二是统筹做好今明两年的政策衔接,政策发展的时点可能在明年初。2022年GDP增速可能呈现“前低后高”的趋势。在“跨周期”货币政策的调控下,政策发挥的时间可能会在明年年初回落,以更好地平滑宏观经济波动,避免年初经济下行压力过大。因此,准备金下调窗口可能会出现在明年一季度,但基于价格的工具的使用仍然是谨慎的。
问题2:增强信贷总量增长的稳定性VS用好结构性货币政策工具
总量要稳定:MPA激励措施促进贷款同比增长。央行通过优化MPA考核框架,鼓励银行力争四季度信贷供给实现“同比增长”,并加大窗口指导力度,其中国有银行要发挥“鹅效应”。

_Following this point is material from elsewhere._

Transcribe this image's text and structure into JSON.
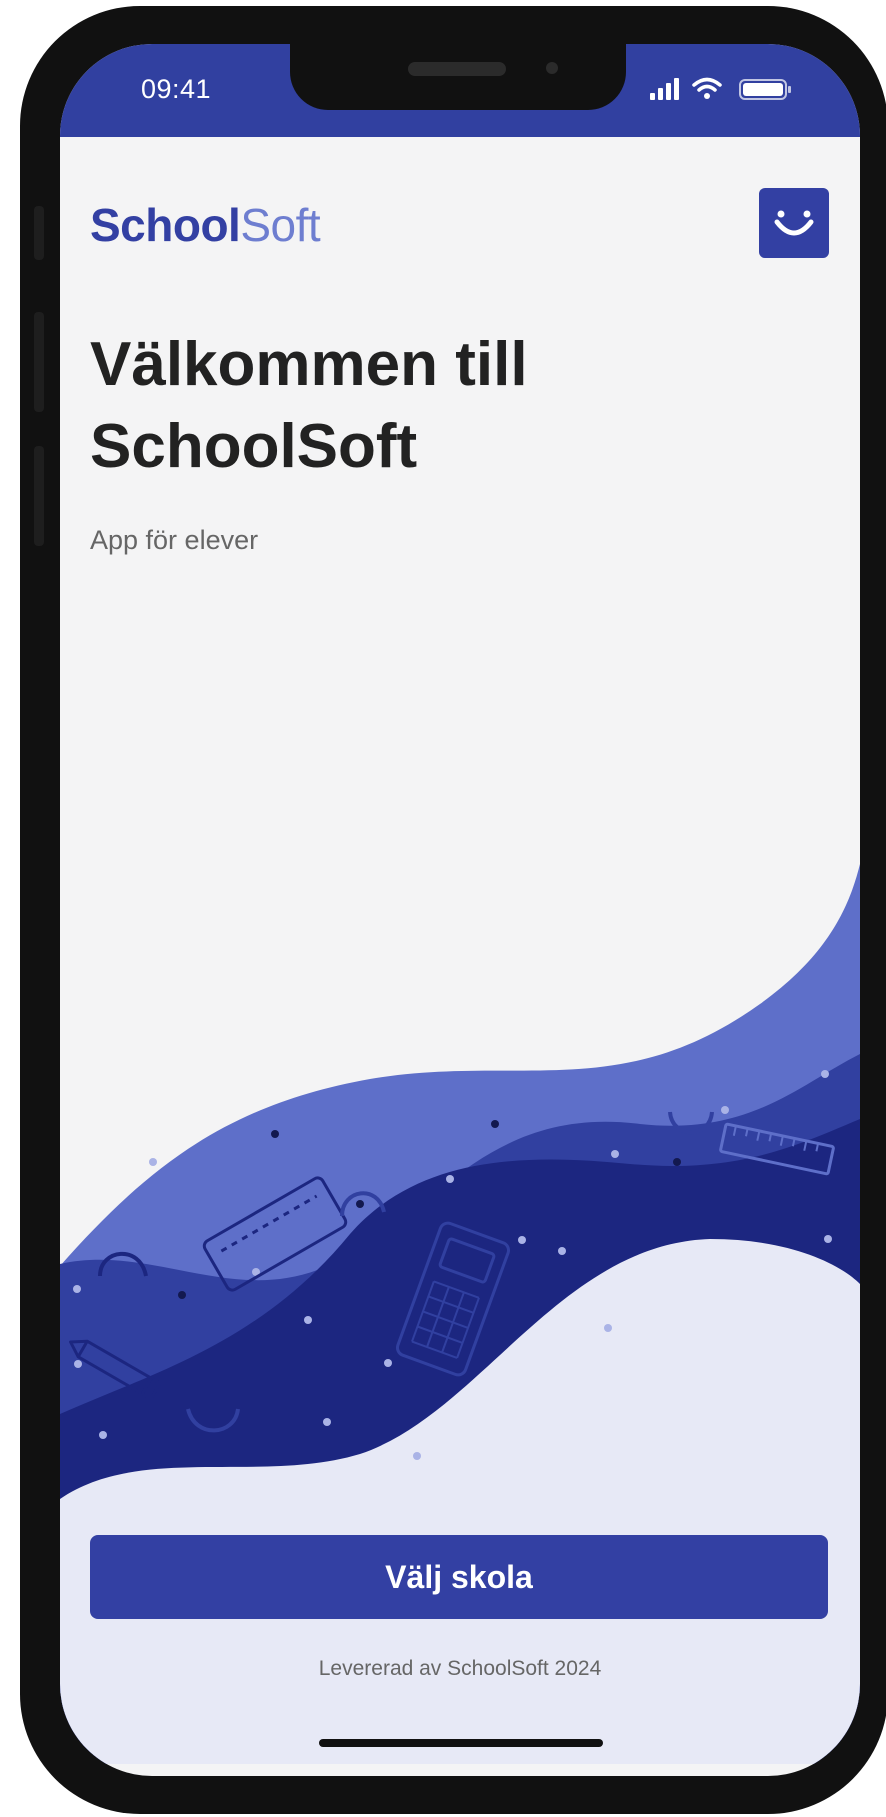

结构性进展:实施产业支持措施的结构性货币政策工具。一方面,普惠的信贷供给;惠特尼小微企业、绿色金融领域和高端制造业将继续是“宽信用”的重要抓手。另一方面,房地产领域合理融资需求满意度的提升也是“宽信用”的内容之一。在“保交房、保民生、保稳定”的政策安排下,房地产市场宏观审慎调控将更加强调“底线思维”,未来房地产融资条件将持续改善。
问题3:贷款定价上行VS有效需求不足
2021年9月,新增一般贷款利率为5.30%,较6月上升10bp。这是否与经济疲软、有效需求不足相矛盾?我们认为:
一方面,如果三季度企业贷款平均利率低于二季度,银行业将继续向实体经济让利,这也与有效经济需求不足相印证。
另一方面,9月份一般贷款利率高于6月份,这也与9月份银行对优质企业的信贷供给减弱,对居民的公中长期贷款和短期贷款占比上升有关。
后续,公共贷款利率略有承压,但位于江浙两省的城乡商业银行议价能力相对较强。房贷利率小幅回落,短期消费贷款利率总体保持稳定。
问题4:货币政策“以我为主”VS外部因素扰动增加
2020年,中国宏观经济率先从疫情中复苏,货币政策在全球主要经济体中实现常态化。广谱利率的上升时间比美国提前4-6个月左右,部分缓解了美联储货币政策调整及随后美债利率上升的影响。另一方面,虽然美元指数近期突破96,但人民币继续保持强势地位,经常项目顺差较大。可见,如果发达经济体货币政策超预期,中国在利率和汇率两个渠道的缓冲空间仍然较大,短期内不会成为货币政策的制约因素。在跨周期调控下,货币政策仍将坚持“聚焦我”的原则,将比以往更具前瞻性和灵活性。我们将提前布局,降低国际货币政策的溢出效应,做到既不完全同步,也不过度偏离。
风险分析:信贷投放不及预期,房企现金流压力加大。